In other words, prayer doesn’t just have a divine aim, it also has a divine origin. Now just think about that. Prayer comes from Him to you, just as prayer goes from you to Him. Prayer is the Father’s gift to you. You know, parents today a lot of times will give their kid a cell phone so the kid can call home no matter what. Well, the cell phone comes from the parent to the child, and the call for help comes from the child to the parent. Well, prayer’s a bit like that. Your heavenly Father-Mother God has given you a way to call on Him. As you and I remember that, and as we do call on Him for help, I don’t think we’re ever going to have to fear that prayer’s not up to the task, or that prayer is just preaching without practice.
spirituality.com host: Well, that was just such a wonderful comment, Channing. Do you have anything else you’d like to add before we close? That was just so great.

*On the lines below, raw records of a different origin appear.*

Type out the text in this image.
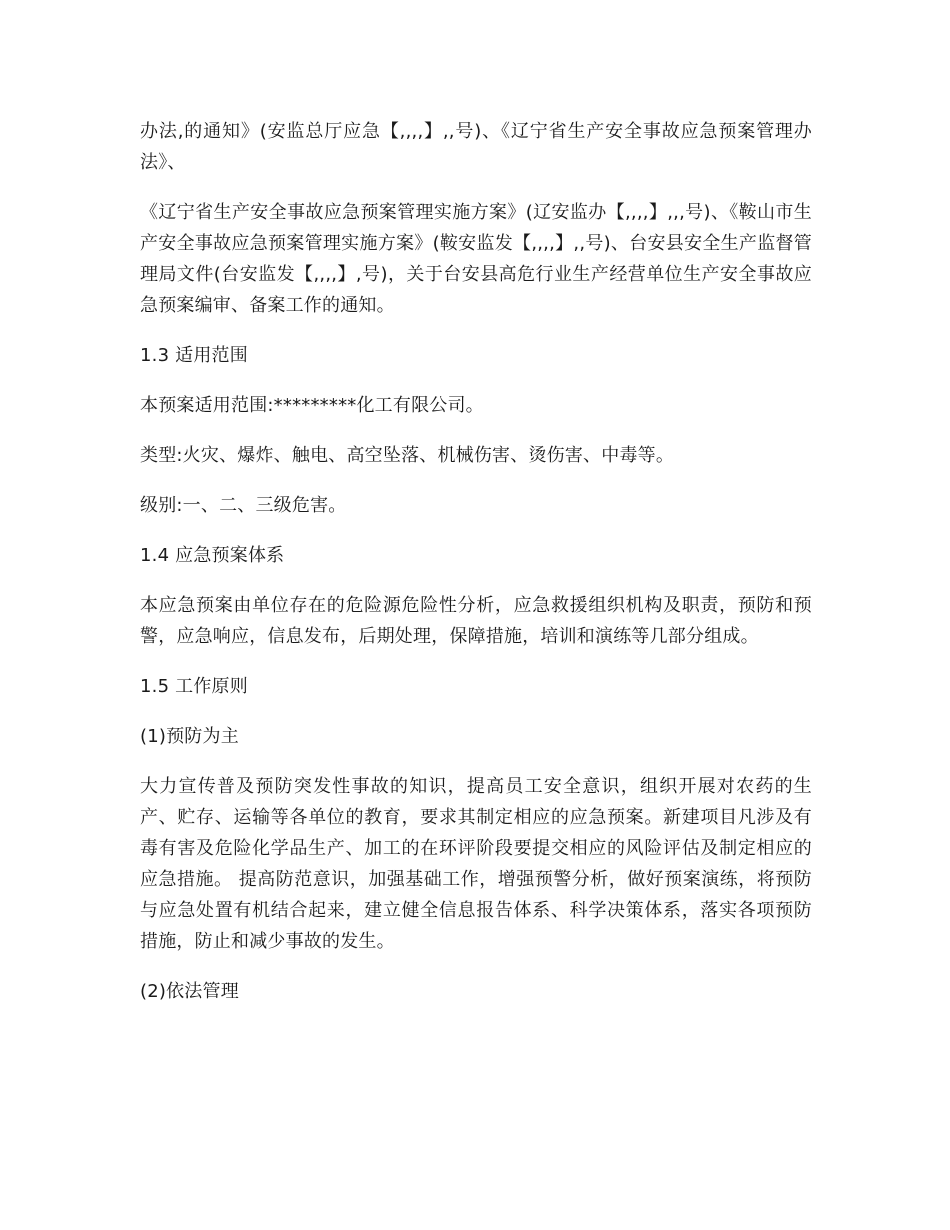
办法,的通知》(安监总厅应急【,,,,】,,号)、《辽宁省生产安全事故应急预案管理办法》、

《辽宁省生产安全事故应急预案管理实施方案》(辽安监办【,,,,】,,,号)、《鞍山市生产安全事故应急预案管理实施方案》(鞍安监发【,,,,】,,号)、台安县安全生产监督管理局文件(台安监发【,,,,】,号)，关于台安县高危行业生产经营单位生产安全事故应急预案编审、备案工作的通知。

1.3 适用范围

本预案适用范围:*********化工有限公司。

类型:火灾、爆炸、触电、高空坠落、机械伤害、烫伤害、中毒等。

级别:一、二、三级危害。

1.4 应急预案体系

本应急预案由单位存在的危险源危险性分析，应急救援组织机构及职责，预防和预警，应急响应，信息发布，后期处理，保障措施，培训和演练等几部分组成。

1.5 工作原则

(1)预防为主

大力宣传普及预防突发性事故的知识，提高员工安全意识，组织开展对农药的生产、贮存、运输等各单位的教育，要求其制定相应的应急预案。新建项目凡涉及有毒有害及危险化学品生产、加工的在环评阶段要提交相应的风险评估及制定相应的应急措施。 提高防范意识，加强基础工作，增强预警分析，做好预案演练，将预防与应急处置有机结合起来，建立健全信息报告体系、科学决策体系，落实各项预防措施，防止和减少事故的发生。

(2)依法管理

Channing: I’ll just say very, very briefly and I promise this will be super brief, there is one passage in the Bible that I don’t think we got around to talking about today. It’s a passage that says: “Humble yourselves in the sight of the Lord, and he shall lift you up.” And that would be a pretty great spiritual fact to take with you from today’s chat. Right at the moment when discouragement tries to crowd into one’s thought, right when a feeling of decline seems way too persistent, right then is when He shall lift you up. Right then is when He is right there with you, sustaining you and caring for you and not letting you fall. Right then is when His lifting up action is occurring on your behalf. Right then the Father holds you up high, lifts you to the point where you can see the path forward, can see the promise of healing, and can see that the promise is inevitable and is irresistible. I’ll let that be the final word.